Rother’s 7 action items for brands looking to be true allies:
- Make it clear your company is an affirming workplace. Be upfront and open about your values from the get-go. Don't ever let there be an inkling of doubt that your company fully supports the LGBTQIA+ community.
- Partner with a nonprofit already doing good work in the LGBTQIA+ community. Some of my favorites are The Trevor Project, Human Rights Campaign, GLAAD, and Phluid Phoundation.
- Amplify Queer voices using your platform. There is so much power in visibility and your customers hearing from different voices.
- If you choose to donate to a cause or foundation, resist the idea of donating a portion of the sale and push yourself to donate 100% of the proceeds. It's a great gut check on why you are considering doing it at all. You can also commit to a minimum donation by the end of the month.
- Push yourself to work with value-aligned partners. If you truly value DE&I, then you should be vertically aligned on that throughout your entire organization at every business level. Look at all your vendors, suppliers, sponsors, and investors. Screen new hires and new franchisees through that lens as well.

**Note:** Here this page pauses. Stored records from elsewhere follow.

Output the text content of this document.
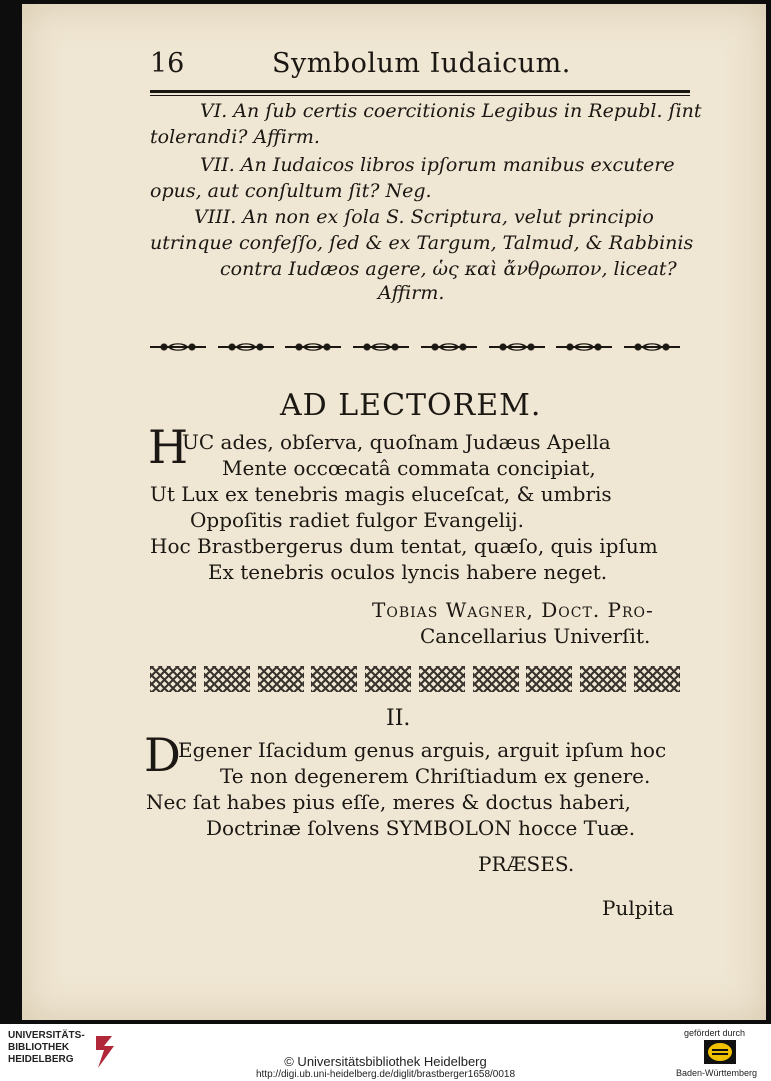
16	Symbolum Iudaicum.
VI. An ſub certis coercitionis Legibus in Republ. ſint
tolerandi? Affirm.
VII. An Iudaicos libros ipſorum manibus excutere
opus, aut conſultum ſit? Neg.
VIII. An non ex ſola S. Scriptura, velut principio
utrinque confeſſo, ſed & ex Targum, Talmud, & Rabbinis
contra Iudæos agere, ὡς καὶ ἄνθρωπον, liceat?
Affirm.
AD LECTOREM.
H
UC ades, obſerva, quoſnam Judæus Apella
Mente occœcatâ commata concipiat,
Ut Lux ex tenebris magis eluceſcat, & umbris
Oppoſitis radiet fulgor Evangelij.
Hoc Brastbergerus dum tentat, quæſo, quis ipſum
Ex tenebris oculos lyncis habere neget.
Tobias Wagner, Doct. Pro-
Cancellarius Univerſit.
II.
D
Egener Iſacidum genus arguis, arguit ipſum hoc
Te non degenerem Chriſtiadum ex genere.
Nec ſat habes pius eſſe, meres & doctus haberi,
Doctrinæ ſolvens SYMBOLON hocce Tuæ.
PRÆSES.
Pulpita
UNIVERSITÄTS-
BIBLIOTHEK
HEIDELBERG	© Universitätsbibliothek Heidelberg
http://digi.ub.uni-heidelberg.de/diglit/brastberger1658/0018
gefördert durch
Baden-Württemberg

- Look at your employee benefits and adjust them in preparation for anti-LGBTQIA+ legislation. As a company, you can choose to protect all of your employees and their families from harmful laws. Do you include a domestic partnership in your family benefits package? Does your provider allow access to gender-affirming medical care? This can be so impactful to your employees and to the allies within your organization as well. Did you know that around half of LGBTQIA+ Americans live in states that do not prohibit employment discrimination, which means they can legally get married one day and be denied a job the next?
- Survey your LGBTQIA+ workers. Be curious, ask questions, and get their input and feedback on what is needed and what would be most impactful to them. Educate you and your staff as much as you can. The U.S. Chamber of Commerce’s LGBT Inclusion Hub for Small Businesses is a great tool you can implement to educate your team.